► ......von Prof. Dr. Christian Kreiß, Hochschule Aalen
I. Werbung und Fehlallokation von Ressourcen
Angenommen, Robinson Crusoe würde mit vier weiteren Leidensgenossen auf eine einsame Insel verschlagen. Er selbst übernehme das Angeln, ein anderer das Herstellen von Kleidung und Schuhen, der Dritte bestelle die Felder und der Vierte sorge für Hausbau und Haushalt. Der Fünfte übernähme die Aufgabe, für jeden der vier anderen bei den jeweils drei anderen Marketing und Werbung zu machen. Wie viel trägt der Fünfte zum Wohle aller bei?
Der bekannte Verhaltensforscher und Nobelpreisträger Konrad Lorenz schildert ähnliche Prozesse für das Tierreich. Bei einer bestimmten Fasan-Art (vgl. Lorenz, S.46f.) ist es für einzelne Männchen rational, immer größere und längere Federn zu bekommen, weil sie dann leichter Weibchen finden. Dieser Selektionsprozess führt dazu, dass diejenigen Männchen mit den größten und längsten Federn die meisten Nachkommen erhalten. Über viele Generationen wird dadurch bewirkt, dass die Männchen kaum mehr fliegen können und dadurch viel leichter Raubtieren zum Opfer fallen, so dass diese Entwicklung zur Gefahr der Vernichtung der Fasan- Art führt. Derartige artschädigende Selektionsprozesse diagnostiziert Konrad Lorenz für eine ganze Reihe von Tierarten und kommt zu dem Schluss: „Die Evolution des Argusfasans hat sich nun einmal in eine Sackgasse verrannt, die darin besteht, dass die Männer in Bezug auf möglichst große Armschwingen miteinander konkurrieren, mit anderen Worten, die Tiere dieser Art werden niemals die vernünftige Lösung finden und „beschließen“, diesen Unsinn hinfort sein zu lassen.“ (Lorenz, S.47)
Das Phänomen „Werbung“ könnte einen solchen kollektiven „Unsinn“ darstellen, ein Immer- Größer-Werden von Tätigkeiten, die unser aller Leben unnötig verteuern und wo möglicherweise ein kollektiver Beschluss rational wäre, diese Tätigkeiten hinfort zu reduzieren. Diese Fragestellung ist Gegenstand der folgenden Ausführungen.

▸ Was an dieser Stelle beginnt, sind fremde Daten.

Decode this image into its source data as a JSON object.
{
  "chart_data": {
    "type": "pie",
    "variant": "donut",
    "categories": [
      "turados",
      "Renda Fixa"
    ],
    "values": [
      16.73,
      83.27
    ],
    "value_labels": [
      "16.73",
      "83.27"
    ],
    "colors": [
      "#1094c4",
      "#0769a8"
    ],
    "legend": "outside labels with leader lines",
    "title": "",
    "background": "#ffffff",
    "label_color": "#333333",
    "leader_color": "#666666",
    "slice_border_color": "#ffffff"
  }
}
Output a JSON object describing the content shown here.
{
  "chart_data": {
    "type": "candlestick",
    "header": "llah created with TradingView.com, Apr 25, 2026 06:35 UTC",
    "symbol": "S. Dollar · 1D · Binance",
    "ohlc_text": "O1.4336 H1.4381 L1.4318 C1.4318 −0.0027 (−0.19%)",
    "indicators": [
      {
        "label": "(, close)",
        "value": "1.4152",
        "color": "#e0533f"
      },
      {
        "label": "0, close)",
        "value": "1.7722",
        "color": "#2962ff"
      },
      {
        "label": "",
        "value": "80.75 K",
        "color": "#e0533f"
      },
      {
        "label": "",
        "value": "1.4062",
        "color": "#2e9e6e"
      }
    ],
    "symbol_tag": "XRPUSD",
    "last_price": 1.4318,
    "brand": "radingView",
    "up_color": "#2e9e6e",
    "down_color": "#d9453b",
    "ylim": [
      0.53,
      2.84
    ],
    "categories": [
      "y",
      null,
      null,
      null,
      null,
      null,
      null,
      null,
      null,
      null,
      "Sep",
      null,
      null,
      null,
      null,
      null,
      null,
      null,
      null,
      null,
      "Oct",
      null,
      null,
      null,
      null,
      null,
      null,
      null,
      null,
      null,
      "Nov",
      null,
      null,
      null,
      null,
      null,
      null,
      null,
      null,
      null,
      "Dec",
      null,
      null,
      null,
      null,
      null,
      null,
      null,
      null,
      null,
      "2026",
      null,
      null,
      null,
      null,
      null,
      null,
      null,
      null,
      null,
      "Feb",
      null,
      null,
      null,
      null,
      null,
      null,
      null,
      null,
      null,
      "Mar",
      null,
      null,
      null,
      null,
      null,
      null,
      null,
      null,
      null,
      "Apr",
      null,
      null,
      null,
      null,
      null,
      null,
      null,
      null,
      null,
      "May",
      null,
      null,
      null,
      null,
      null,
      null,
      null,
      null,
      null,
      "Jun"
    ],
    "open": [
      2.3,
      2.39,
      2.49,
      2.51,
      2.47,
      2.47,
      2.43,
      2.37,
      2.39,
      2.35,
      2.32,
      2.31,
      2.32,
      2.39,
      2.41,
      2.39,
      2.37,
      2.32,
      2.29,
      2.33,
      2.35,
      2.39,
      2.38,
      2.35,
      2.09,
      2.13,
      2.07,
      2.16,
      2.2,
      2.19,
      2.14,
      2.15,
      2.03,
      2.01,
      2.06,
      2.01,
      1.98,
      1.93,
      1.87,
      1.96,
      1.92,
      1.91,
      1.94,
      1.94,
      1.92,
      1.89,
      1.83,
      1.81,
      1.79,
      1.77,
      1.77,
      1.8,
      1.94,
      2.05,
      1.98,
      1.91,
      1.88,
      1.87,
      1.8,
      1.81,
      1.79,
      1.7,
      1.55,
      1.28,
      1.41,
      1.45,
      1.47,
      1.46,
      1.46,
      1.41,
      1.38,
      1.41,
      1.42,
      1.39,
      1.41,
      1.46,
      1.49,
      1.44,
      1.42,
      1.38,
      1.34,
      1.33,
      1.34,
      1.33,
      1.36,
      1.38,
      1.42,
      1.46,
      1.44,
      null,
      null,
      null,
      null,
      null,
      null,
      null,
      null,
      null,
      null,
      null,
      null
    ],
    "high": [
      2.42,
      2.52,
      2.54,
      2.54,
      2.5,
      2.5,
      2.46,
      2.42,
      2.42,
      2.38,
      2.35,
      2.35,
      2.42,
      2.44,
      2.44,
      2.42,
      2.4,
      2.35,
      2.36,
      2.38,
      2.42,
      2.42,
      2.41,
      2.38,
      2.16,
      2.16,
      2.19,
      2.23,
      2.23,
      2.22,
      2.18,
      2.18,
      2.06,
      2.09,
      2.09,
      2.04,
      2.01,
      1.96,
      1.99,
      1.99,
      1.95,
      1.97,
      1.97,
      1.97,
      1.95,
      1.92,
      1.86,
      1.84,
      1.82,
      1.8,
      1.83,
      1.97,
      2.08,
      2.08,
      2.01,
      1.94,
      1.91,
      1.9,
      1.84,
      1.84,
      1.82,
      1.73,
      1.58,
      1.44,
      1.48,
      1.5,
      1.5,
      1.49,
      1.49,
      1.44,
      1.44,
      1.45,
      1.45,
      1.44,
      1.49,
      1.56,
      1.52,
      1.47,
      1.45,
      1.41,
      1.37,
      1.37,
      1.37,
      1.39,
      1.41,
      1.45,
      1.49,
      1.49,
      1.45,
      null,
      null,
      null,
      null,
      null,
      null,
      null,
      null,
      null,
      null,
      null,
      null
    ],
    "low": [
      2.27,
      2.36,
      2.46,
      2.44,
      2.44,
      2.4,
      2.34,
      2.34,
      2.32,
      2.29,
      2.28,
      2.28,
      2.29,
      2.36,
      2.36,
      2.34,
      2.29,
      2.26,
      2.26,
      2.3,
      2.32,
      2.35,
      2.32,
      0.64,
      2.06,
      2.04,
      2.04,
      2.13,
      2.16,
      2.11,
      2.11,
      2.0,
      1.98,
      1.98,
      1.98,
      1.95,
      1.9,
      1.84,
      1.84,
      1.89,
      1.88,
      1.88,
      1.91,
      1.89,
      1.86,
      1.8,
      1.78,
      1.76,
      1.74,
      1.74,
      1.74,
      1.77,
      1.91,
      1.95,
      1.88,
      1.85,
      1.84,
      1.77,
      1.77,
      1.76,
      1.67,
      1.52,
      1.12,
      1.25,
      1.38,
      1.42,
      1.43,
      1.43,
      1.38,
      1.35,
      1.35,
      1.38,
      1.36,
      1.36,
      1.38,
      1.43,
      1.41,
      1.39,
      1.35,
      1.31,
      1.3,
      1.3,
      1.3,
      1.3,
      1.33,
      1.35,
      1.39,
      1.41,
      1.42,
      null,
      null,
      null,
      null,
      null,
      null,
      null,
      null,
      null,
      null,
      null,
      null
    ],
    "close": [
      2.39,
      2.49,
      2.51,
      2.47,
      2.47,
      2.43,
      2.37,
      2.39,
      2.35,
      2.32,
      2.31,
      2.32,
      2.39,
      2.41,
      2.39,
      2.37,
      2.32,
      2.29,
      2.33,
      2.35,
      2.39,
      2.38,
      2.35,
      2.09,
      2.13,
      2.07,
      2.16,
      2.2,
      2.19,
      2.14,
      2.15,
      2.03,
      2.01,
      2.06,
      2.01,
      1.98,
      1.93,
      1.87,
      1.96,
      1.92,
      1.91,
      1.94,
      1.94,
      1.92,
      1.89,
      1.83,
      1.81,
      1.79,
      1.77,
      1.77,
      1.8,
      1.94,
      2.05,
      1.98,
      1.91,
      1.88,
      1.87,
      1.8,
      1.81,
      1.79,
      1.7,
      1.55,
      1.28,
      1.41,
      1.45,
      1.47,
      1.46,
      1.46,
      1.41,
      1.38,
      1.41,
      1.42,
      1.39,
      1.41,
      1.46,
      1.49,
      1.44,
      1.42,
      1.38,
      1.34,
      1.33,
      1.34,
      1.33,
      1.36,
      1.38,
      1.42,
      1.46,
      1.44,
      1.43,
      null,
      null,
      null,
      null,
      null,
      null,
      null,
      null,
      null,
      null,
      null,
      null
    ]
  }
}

Ein Beispiel zur Verdeutlichung: In Deutschland gibt es bestimmte Berufszweige, für die deutliche Werbeeinschränkungen gelten, z.B. Heilberufe wie Ärzte, Tierärzte, Therapeuten, für Rechtsanwälte, Steuerberater oder Architekten. (Lorenz, S.47) Was würde geschehen, wenn diese Werbeeinschränkungen aufgehoben oder gelockert würden? Für einzelne, zum Beispiel neu in den Markt eintretende Tierärzte, Rechtsanwälte oder Architekten wäre es individuell rational, zu werben. Sie würden mit Werbung beginnen. Einige der etablierten Konkurrenten müssten aus Sorge vor Marktanteilsverlusten nachziehen und so dürften die Werbeausgaben in diesen Branchen, gemessen am heutigen geringen Werbebudget, deutlich ansteigen.